Christians typically have one of two answers to this question. Some say, “Absolutely not! Jesus was sinless and perfectly loving. He would have been a sweet child, even as a toddler. The Holy Spirit would have directed him to always share and never hurt other children.” Others, especially those who have been parents, are more circumspect. They say, “Of course he had to be taught not to bite. Learning is part of the human experience, and we can hardly say he was fully human if he didn’t have to learn right from wrong.”
I don’t have an answer. The Bible is silent about Jesus’ childhood, except for that one time he wandered off and his parents spent three days searching for him in Jerusalem. As far as childhood stories go, that sounds pretty normal for a precocious kid.
Our earliest training in ethics is pretty straightforward: “Thou shalt not.” Don’t hit. Don’t bite. Don’t throw objects in Grandma’s dining room. Don’t gossip or insult people. And when God brings freed slaves out of Egypt and gives the rules for living together, God gives them the Ten Commandments that often tell them what not to do. We might think of the Ten Commandments as the Israelite people’s version of toddler ethics.
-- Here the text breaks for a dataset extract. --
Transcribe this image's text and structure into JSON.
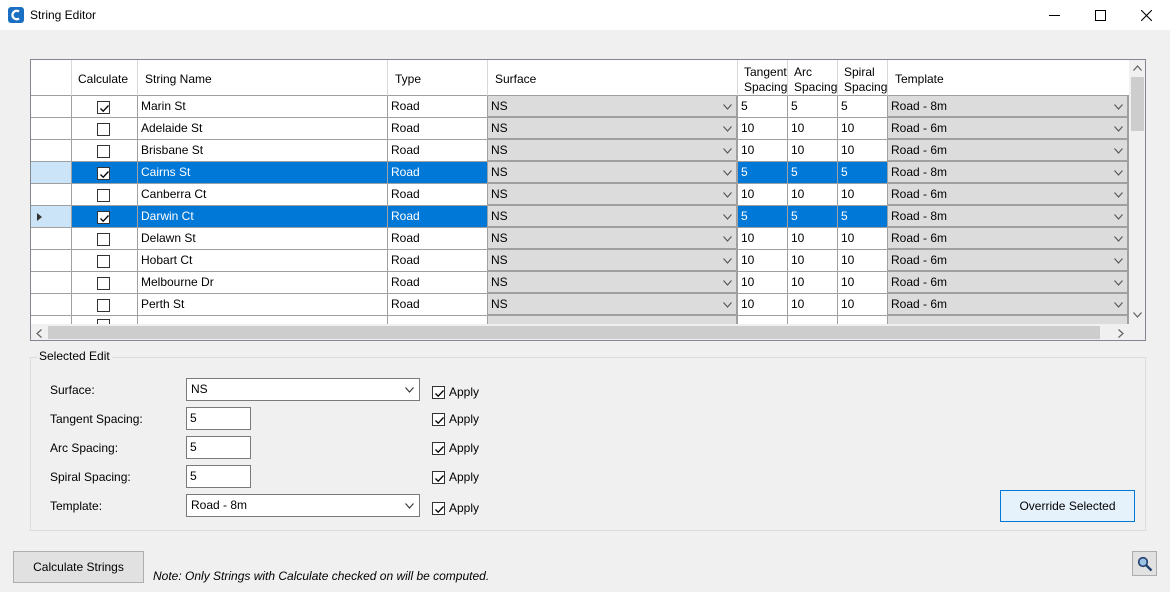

Don’t make graven images. Don’t kill. Don’t commit adultery. Don’t covet. These are minimum-level rules for getting along as a society of diverse people with diverse motives and interests. Ethicists call this “deontological” or “rule-based” ethics.
As we mature, the lessons get more nuanced. We start asking why, and we begin to learn a version of ethics that goes beyond “thou shalt not” to a more positive vision of the world God wants. Why do we hoor the sabbath? Because labor laws are important to keep people and animals from being worked to death. Because even the poorest among us need time off to honor God and their physical bodies. Because the land needs to lie fallow so it can replenish itself. Why don’t we murder? Because every person is made in the image of God.
But all we have to do is look around at the world to know we never outgrow the need for these basic rules. John Wesley points out that Christians don’t own this kind of ethics. “Heathen honesty,” he calls it. When Jesus told a story about a man wounded on the side of the road, he made a Samaritan the hero of his story, to remind his listeners that God’s chosen people didn’t have a monopoly on decency. We don’t ignore people in need because that’s one of our basic rules. It implies a general responsibility toward the rest of society. Exodus 21:33 says that we shouldn’t dig a pit and leave it uncovered, in case an animal falls into it. If we’re going to live together and experience God’s grace through one another, we can’t be negligent of other living beings in our community.
These rules extend beyond personal conduct and touch on social evils, also. “Doom to those who pronounce wicked decrees, and keep writing harmful laws to deprive the needy of their rights,” says Isaiah 10:1-2. Bribes, slander, and injustice tarnish not only our souls, but all of society.
Wesley made “do no harm” the first of the General Rules of Methodist Societies. In “The Almost Christian,” he says this is part of “having the form of godliness.” By itself, it’s not enough. But it’s the place we all begin. During Advent, the beginning of the Christian year, it’s appropriate for us to return to this as a foundation of the Christian life.
We all start our life and our spiritual journey as toddlers. We long to be grown-ups, but our immaturity causes us to wound ourselves, wound one another, and wound God’s good creation. But God, like a loving parent, gives us a set of simple norms. Like children, we learn to live together according to a basic level of human decency. If the world could even live up to this standard, we would be closer to the reign of God.
Reflection Questions:
Where do you struggle to “do no harm” in your life?
How do having ethical norms, like the Ten Commandments, help to keep peace?
How could you go beyond these ethical norms to make peace, instead of just keeping it?